Publishing Startup Out to Prove FanFic Authors Can Have Mainstream Success
Fan fiction does not have a glowing reputation among publishers. Although it can create vibrant communities eager for an author's next book release, much fan fiction has been overlooked due to an assumption that its writers borrow characters, plots, and add little originality. Big Bang Press believes otherwise.
"I was getting very frustrated with the fact that there are all of these authors out there who I think are really talented but weren't being paid attention to," says Morgan Davies, editor-in-chief of Big Bang Press. "You have people who are experimenting with their craft and doing all sorts of interesting things in their stories. There are many writers who I think will be quite popular in a wider audience outside of fandom."

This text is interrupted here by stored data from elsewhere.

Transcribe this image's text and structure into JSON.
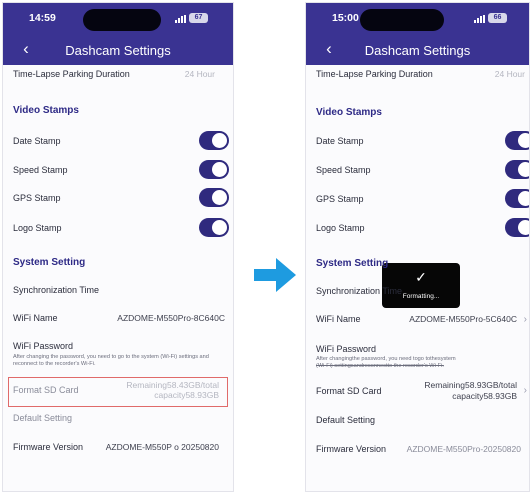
{
  "left": {
    "status": {
      "time": "14:59",
      "battery": "67"
    },
    "header": {
      "title": "Dashcam Settings"
    },
    "parking": {
      "label": "Time-Lapse Parking Duration",
      "value": "24 Hour"
    },
    "video_stamps": {
      "title": "Video Stamps",
      "items": [
        {
          "label": "Date Stamp",
          "on": true
        },
        {
          "label": "Speed Stamp",
          "on": true
        },
        {
          "label": "GPS Stamp",
          "on": true
        },
        {
          "label": "Logo Stamp",
          "on": true
        }
      ]
    },
    "system": {
      "title": "System Setting",
      "sync_label": "Synchronization Time",
      "wifi_name_label": "WiFi Name",
      "wifi_name_value": "AZDOME-M550Pro-8C640C",
      "wifi_password_label": "WiFi Password",
      "wifi_password_note": "After changing the password, you need to go to the system (Wi-Fi) settings and reconnect to the recorder's Wi-Fi.",
      "format_label": "Format SD Card",
      "format_value_1": "Remaining58.43GB/total",
      "format_value_2": "capacity58.93GB",
      "default_label": "Default Setting",
      "firmware_label": "Firmware Version",
      "firmware_value": "AZDOME-M550P o 20250820"
    }
  },
  "right": {
    "status": {
      "time": "15:00",
      "battery": "66"
    },
    "header": {
      "title": "Dashcam Settings"
    },
    "parking": {
      "label": "Time-Lapse Parking Duration",
      "value": "24 Hour"
    },
    "video_stamps": {
      "title": "Video Stamps",
      "items": [
        {
          "label": "Date Stamp",
          "on": true
        },
        {
          "label": "Speed Stamp",
          "on": true
        },
        {
          "label": "GPS Stamp",
          "on": true
        },
        {
          "label": "Logo Stamp",
          "on": true
        }
      ]
    },
    "system": {
      "title": "System Setting",
      "sync_label": "Synchronization Time",
      "wifi_name_label": "WiFi Name",
      "wifi_name_value": "AZDOME-M550Pro-5C640C",
      "wifi_password_label": "WiFi Password",
      "wifi_password_note": "After changingthe password, you need togo tothesystem",
      "wifi_password_note_2": "(Wi-Fi) settingsandreconnectto the recorder's Wi-Fi.",
      "format_label": "Format SD Card",
      "format_value_1": "Remaining58.93GB/total",
      "format_value_2": "capacity58.93GB",
      "default_label": "Default Setting",
      "firmware_label": "Firmware Version",
      "firmware_value": "AZDOME-M550Pro-20250820"
    },
    "toast": {
      "text": "Formatting..."
    }
  },
  "colors": {
    "header": "#3a3392",
    "toggle": "#2f2a7e",
    "section": "#2e2a86",
    "highlight": "#e06a6a",
    "arrow": "#1e9be0"
  },
  "icons": [
    "chevron-left-icon",
    "signal-icon",
    "battery-icon",
    "chevron-right-icon",
    "checkmark-icon",
    "arrow-right-icon"
  ]
}
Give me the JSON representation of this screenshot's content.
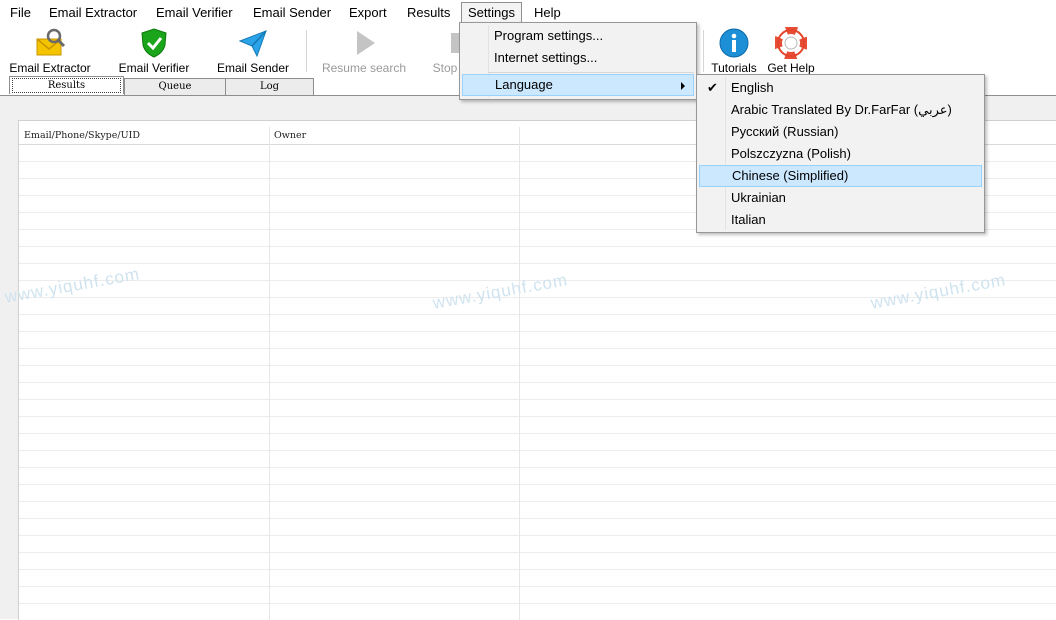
{
  "menubar": {
    "items": [
      "File",
      "Email Extractor",
      "Email Verifier",
      "Email Sender",
      "Export",
      "Results",
      "Settings",
      "Help"
    ]
  },
  "toolbar": {
    "email_extractor": "Email Extractor",
    "email_verifier": "Email Verifier",
    "email_sender": "Email Sender",
    "resume_search": "Resume search",
    "stop": "Stop",
    "tutorials": "Tutorials",
    "get_help": "Get Help"
  },
  "tabs": [
    "Results",
    "Queue",
    "Log"
  ],
  "grid": {
    "columns": [
      "Email/Phone/Skype/UID",
      "Owner"
    ]
  },
  "watermark": "www.yiquhf.com",
  "settings_menu": {
    "items": [
      "Program settings...",
      "Internet settings...",
      "Language"
    ]
  },
  "language_menu": {
    "checked": "English",
    "highlighted": "Chinese (Simplified)",
    "items": [
      "English",
      "Arabic Translated By Dr.FarFar (عربي)",
      "Русский (Russian)",
      "Polszczyzna (Polish)",
      "Chinese (Simplified)",
      "Ukrainian",
      "Italian"
    ]
  },
  "colors": {
    "menu_highlight": "#cce8ff",
    "extractor_icon": "#f5c400",
    "verifier_icon": "#1aa51a",
    "sender_icon": "#2aa3e8",
    "tutorials_icon": "#1d8fd6",
    "help_icon": "#e5452b"
  }
}
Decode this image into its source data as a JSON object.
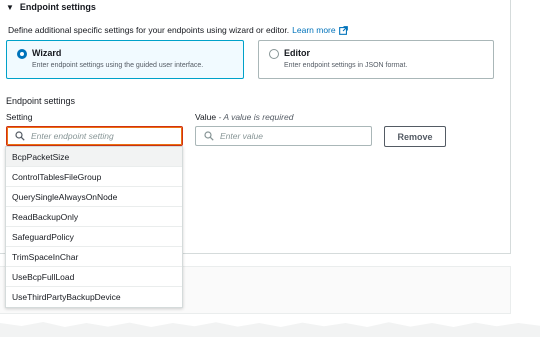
{
  "section": {
    "title": "Endpoint settings"
  },
  "intro": {
    "text": "Define additional specific settings for your endpoints using wizard or editor.",
    "link": "Learn more"
  },
  "mode_tiles": [
    {
      "title": "Wizard",
      "description": "Enter endpoint settings using the guided user interface.",
      "selected": true
    },
    {
      "title": "Editor",
      "description": "Enter endpoint settings in JSON format.",
      "selected": false
    }
  ],
  "settings": {
    "heading": "Endpoint settings",
    "setting_label": "Setting",
    "value_label": "Value",
    "value_hint": " - A value is required",
    "setting_placeholder": "Enter endpoint setting",
    "value_placeholder": "Enter value",
    "remove_label": "Remove"
  },
  "dropdown_options": [
    "BcpPacketSize",
    "ControlTablesFileGroup",
    "QuerySingleAlwaysOnNode",
    "ReadBackupOnly",
    "SafeguardPolicy",
    "TrimSpaceInChar",
    "UseBcpFullLoad",
    "UseThirdPartyBackupDevice"
  ],
  "colors": {
    "accent": "#0073bb",
    "focus_border": "#d13212",
    "selected_tile_bg": "#f1faff"
  }
}
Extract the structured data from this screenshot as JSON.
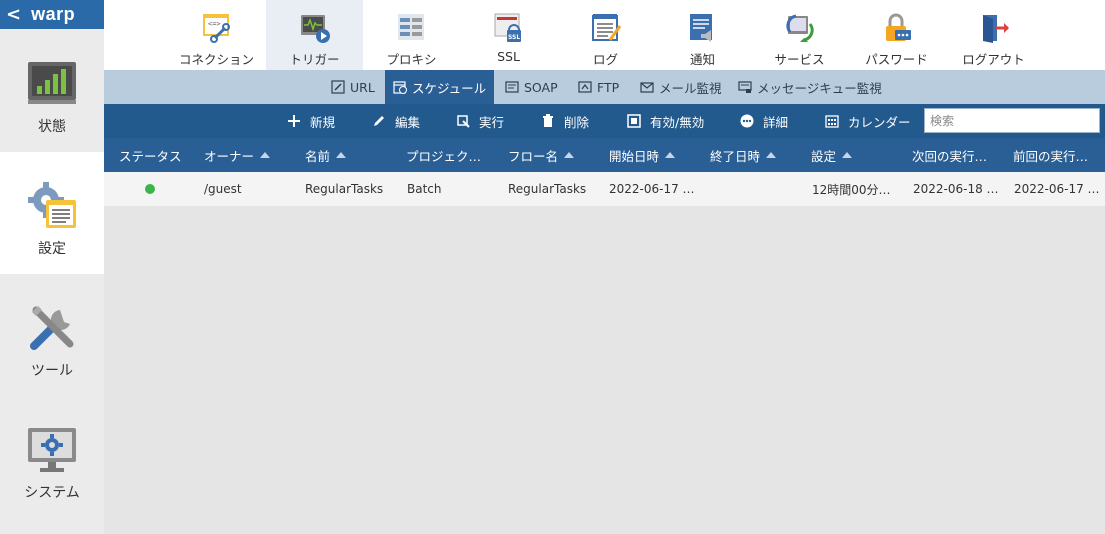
{
  "brand": {
    "name": "warp"
  },
  "sidebar": {
    "items": [
      {
        "label": "状態",
        "icon": "bar-chart-icon"
      },
      {
        "label": "設定",
        "icon": "settings-gear-icon"
      },
      {
        "label": "ツール",
        "icon": "tools-icon"
      },
      {
        "label": "システム",
        "icon": "monitor-gear-icon"
      }
    ],
    "active": "設定"
  },
  "toolbar": {
    "items": [
      {
        "label": "コネクション",
        "icon": "connection-icon"
      },
      {
        "label": "トリガー",
        "icon": "trigger-icon"
      },
      {
        "label": "プロキシ",
        "icon": "proxy-icon"
      },
      {
        "label": "SSL",
        "icon": "ssl-icon"
      },
      {
        "label": "ログ",
        "icon": "log-icon"
      },
      {
        "label": "通知",
        "icon": "notification-icon"
      },
      {
        "label": "サービス",
        "icon": "service-icon"
      },
      {
        "label": "パスワード",
        "icon": "password-icon"
      },
      {
        "label": "ログアウト",
        "icon": "logout-icon"
      }
    ],
    "active": "トリガー"
  },
  "subtabs": {
    "items": [
      {
        "label": "URL",
        "icon": "link-icon"
      },
      {
        "label": "スケジュール",
        "icon": "schedule-icon"
      },
      {
        "label": "SOAP",
        "icon": "soap-icon"
      },
      {
        "label": "FTP",
        "icon": "ftp-icon"
      },
      {
        "label": "メール監視",
        "icon": "mail-icon"
      },
      {
        "label": "メッセージキュー監視",
        "icon": "message-queue-icon"
      }
    ],
    "active": "スケジュール"
  },
  "actions": {
    "new": "新規",
    "edit": "編集",
    "run": "実行",
    "delete": "削除",
    "toggle": "有効/無効",
    "detail": "詳細",
    "calendar": "カレンダー",
    "search_placeholder": "検索"
  },
  "table": {
    "columns": [
      "ステータス",
      "オーナー",
      "名前",
      "プロジェク…",
      "フロー名",
      "開始日時",
      "終了日時",
      "設定",
      "次回の実行…",
      "前回の実行…"
    ],
    "rows": [
      {
        "status": "enabled",
        "owner": "/guest",
        "name": "RegularTasks",
        "project": "Batch",
        "flow": "RegularTasks",
        "start": "2022-06-17 …",
        "end": "",
        "setting": "12時間00分…",
        "next": "2022-06-18 …",
        "prev": "2022-06-17 …"
      }
    ]
  },
  "colors": {
    "brand_blue": "#2b6aa8",
    "header_blue": "#2a5f96",
    "action_blue": "#235a8e",
    "subtab_bg": "#b9ccde",
    "status_green": "#3bb54a"
  }
}
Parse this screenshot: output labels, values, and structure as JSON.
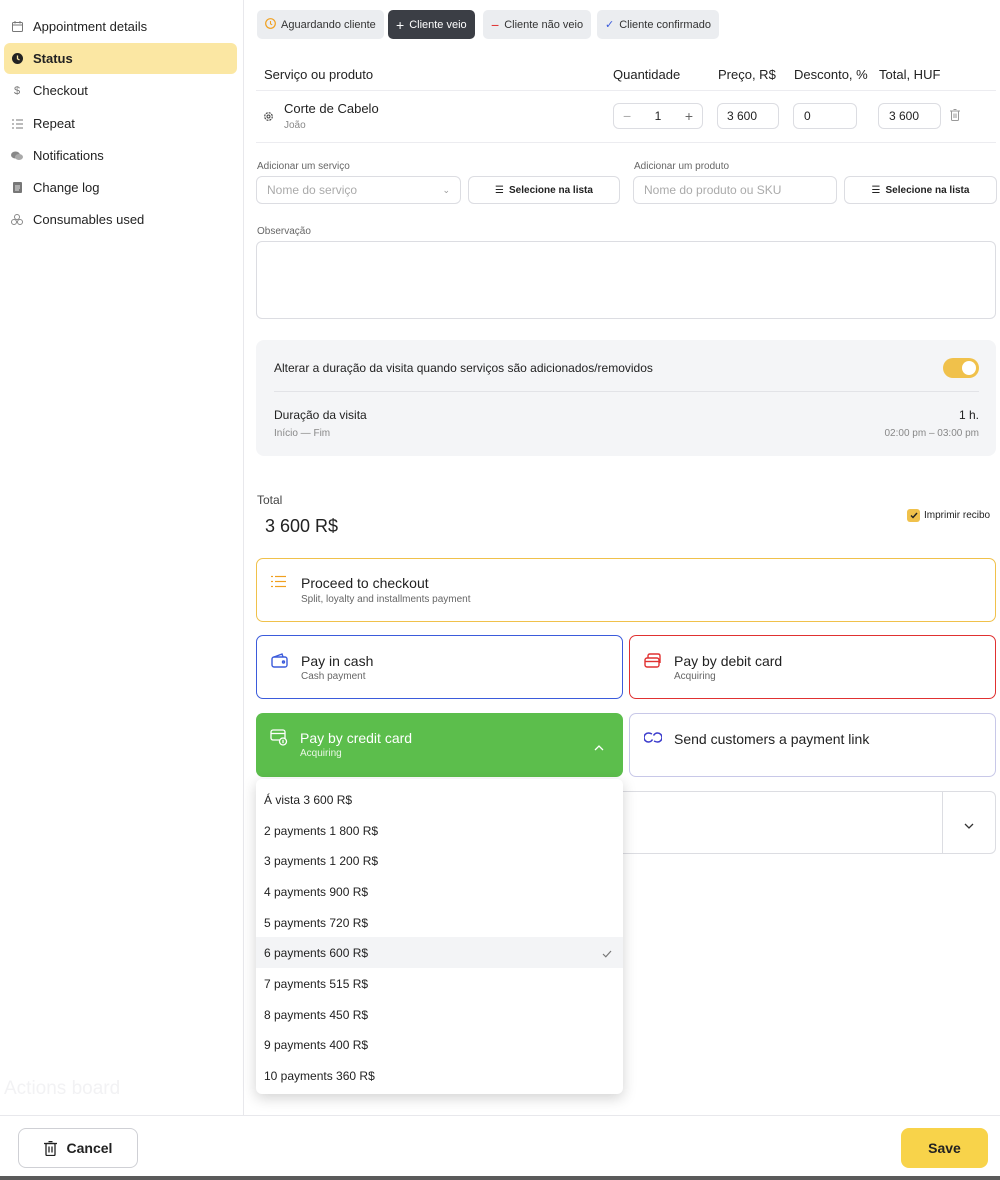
{
  "sidebar": {
    "items": [
      {
        "label": "Appointment details",
        "icon": "calendar-icon"
      },
      {
        "label": "Status",
        "icon": "clock-icon",
        "active": true
      },
      {
        "label": "Checkout",
        "icon": "dollar-icon"
      },
      {
        "label": "Repeat",
        "icon": "list-icon"
      },
      {
        "label": "Notifications",
        "icon": "chat-icon"
      },
      {
        "label": "Change log",
        "icon": "document-icon"
      },
      {
        "label": "Consumables used",
        "icon": "consumables-icon"
      }
    ],
    "faint_text": "Actions board"
  },
  "status_chips": [
    {
      "label": "Aguardando cliente",
      "icon": "clock-icon"
    },
    {
      "label": "Cliente veio",
      "icon": "plus-icon",
      "active": true
    },
    {
      "label": "Cliente não veio",
      "icon": "minus-icon"
    },
    {
      "label": "Cliente confirmado",
      "icon": "check-icon"
    }
  ],
  "table": {
    "headers": {
      "service": "Serviço ou produto",
      "quantity": "Quantidade",
      "price": "Preço, R$",
      "discount": "Desconto, %",
      "total": "Total, HUF"
    },
    "rows": [
      {
        "name": "Corte de Cabelo",
        "employee": "João",
        "quantity": "1",
        "price": "3 600",
        "discount": "0",
        "total": "3 600"
      }
    ]
  },
  "add_service": {
    "label": "Adicionar um serviço",
    "placeholder": "Nome do serviço",
    "select_button": "Selecione na lista"
  },
  "add_product": {
    "label": "Adicionar um produto",
    "placeholder": "Nome do produto ou SKU",
    "select_button": "Selecione na lista"
  },
  "note": {
    "label": "Observação",
    "value": ""
  },
  "duration": {
    "toggle_label": "Alterar a duração da visita quando serviços são adicionados/removidos",
    "toggle_on": true,
    "title": "Duração da visita",
    "value": "1 h.",
    "range_label": "Início — Fim",
    "range_value": "02:00 pm – 03:00 pm"
  },
  "total": {
    "label": "Total",
    "value": "3 600 R$",
    "print_receipt": "Imprimir recibo",
    "print_checked": true
  },
  "pay_options": {
    "checkout": {
      "title": "Proceed to checkout",
      "sub": "Split, loyalty and installments payment"
    },
    "cash": {
      "title": "Pay in cash",
      "sub": "Cash payment"
    },
    "debit": {
      "title": "Pay by debit card",
      "sub": "Acquiring"
    },
    "credit": {
      "title": "Pay by credit card",
      "sub": "Acquiring"
    },
    "link": {
      "title": "Send customers a payment link"
    }
  },
  "installments": {
    "options": [
      "Á vista 3 600 R$",
      "2 payments 1 800 R$",
      "3 payments 1 200 R$",
      "4 payments 900 R$",
      "5 payments 720 R$",
      "6 payments 600 R$",
      "7 payments 515 R$",
      "8 payments 450 R$",
      "9 payments 400 R$",
      "10 payments 360 R$"
    ],
    "selected_index": 5
  },
  "footer": {
    "cancel_label": "Cancel",
    "save_label": "Save"
  },
  "colors": {
    "accent_yellow": "#f8d34a",
    "active_nav": "#fbe7a3",
    "checkout_border": "#f0c14b",
    "cash_border": "#3b5bdb",
    "debit_border": "#e03131",
    "credit_green": "#5cbe4c",
    "link_border": "#c8c8e8"
  }
}
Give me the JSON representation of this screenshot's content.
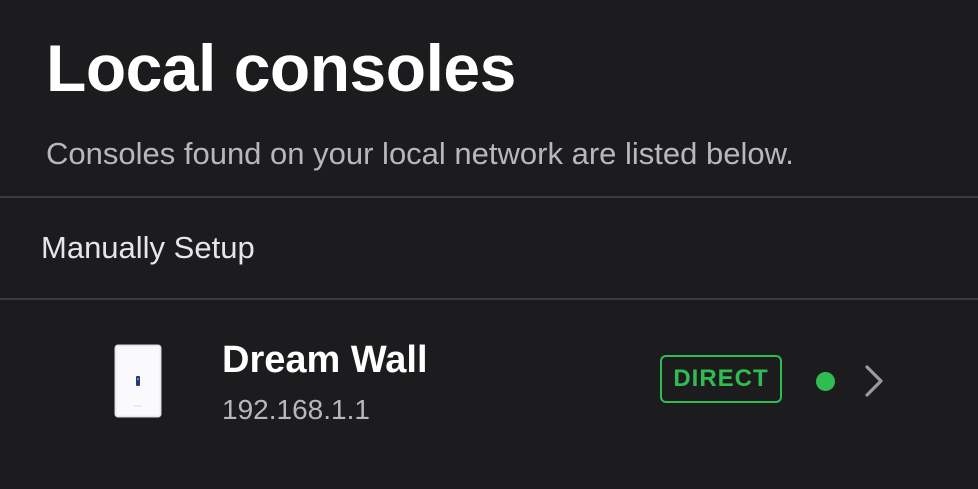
{
  "header": {
    "title": "Local consoles",
    "subtitle": "Consoles found on your local network are listed below."
  },
  "manual_setup": {
    "label": "Manually Setup"
  },
  "consoles": [
    {
      "name": "Dream Wall",
      "ip": "192.168.1.1",
      "badge": "DIRECT",
      "status": "online",
      "icon": "dream-wall-device-icon"
    }
  ],
  "colors": {
    "background": "#1c1c1e",
    "divider": "#3a3a3d",
    "badge_green": "#2fbd52",
    "status_green": "#2fbd52",
    "secondary_text": "#b7b7bc",
    "chevron": "#9a9aa0"
  }
}
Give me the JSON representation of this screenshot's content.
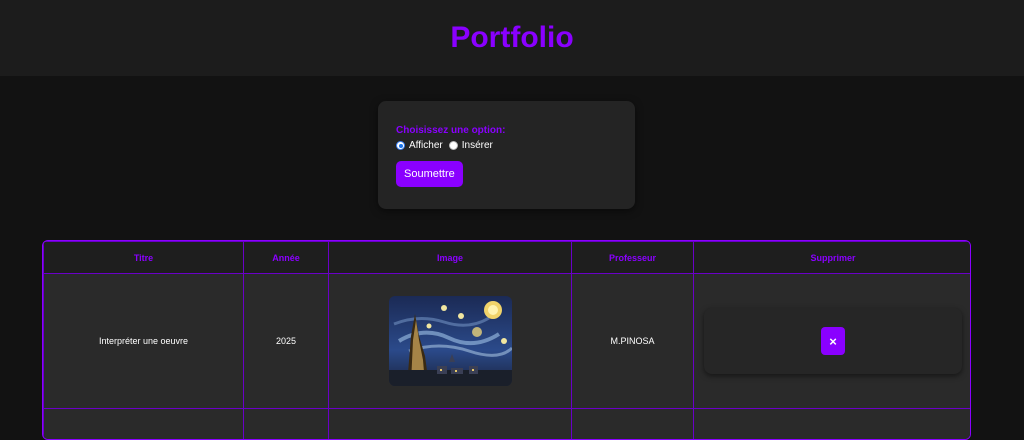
{
  "header": {
    "title": "Portfolio"
  },
  "form": {
    "label": "Choisissez une option:",
    "options": [
      {
        "label": "Afficher",
        "checked": true
      },
      {
        "label": "Insérer",
        "checked": false
      }
    ],
    "submit_label": "Soumettre"
  },
  "table": {
    "headers": [
      "Titre",
      "Année",
      "Image",
      "Professeur",
      "Supprimer"
    ],
    "rows": [
      {
        "titre": "Interpréter une oeuvre",
        "annee": "2025",
        "image_icon": "starry-night-painting-image",
        "professeur": "M.PINOSA",
        "delete_label": "×"
      }
    ]
  },
  "colors": {
    "accent": "#8a00ff",
    "background": "#121212",
    "header_bg": "#1c1c1c",
    "card_bg": "#242424"
  }
}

Davies' frustration inspired Big Bang Press, a small press with deep roots in the fan fiction community, referred to by participants as fandom. Davies and her fellow editors actively participate in fandom, and have named the press for one of the biggest events in the community. "Big Bang is a yearly sort of get-together of fans in a certain fandom who would all agree to write long stories -- usually longer than 20,000 words -- and who would then be paired up with fan artists who would illustrate them. They'd have regular check-ins and all post their completed stories around the same time." The name fits, not only because it is identifiable to Davies' biggest supporters, the "fanfic" community, but also because it echoes the very work she and her editors are doing, which is to create longer works of fiction within a supportive community.
In November, Davies and team took their idea online and let fans decide whether Big Bang's hand-picked authors' and their stories were worth publishing. With over 900 Kickstarter donations and over $40,000 in donations after four weeks, it looks as though Davies' prediction of wider audience appeal has proven accurate.
With the Kickstarter funds, Big Bang Press will publish the original works of three talented fan fiction writers -- Erin Claiborne, Kady Morrison, and Natalie Wilkinson. Their novels, respectively, are A Hero at the End of the World, Juniper Lane, and Savage Creatures, which run the genre gamut from literary fiction to fantasy noir.
Along with proving that the fan fiction community can offer, in the words of the press's tagline, "original content for an original audience," Davies and her fellow editors hope to facilitate their protégés' transition from fanfic writers to published authors.
"It can be very difficult to transition out of fan fiction," says Davies, who is both a fanfic writer and professional novelist. "There is such a community feel to fandom. When you write fan fiction, you get immediate feedback on your work. That's really rewarding, but when you're writing a novel, you write it alone. We're trying to give them a supporting community to write in, a sort of microcosm of fandom, and give them the tools to write great novels."
Should Big Bang's novels find commercial success (expect the first, Claiborne's A Hero at the End of the World, in September of 2014), Big Bang will continue its mission of finding and nurturing new talent. Although the press's first three novels were hand-selected, Davies hopes to move toward a more open submission policy and continue to promote writers from the fan fiction space.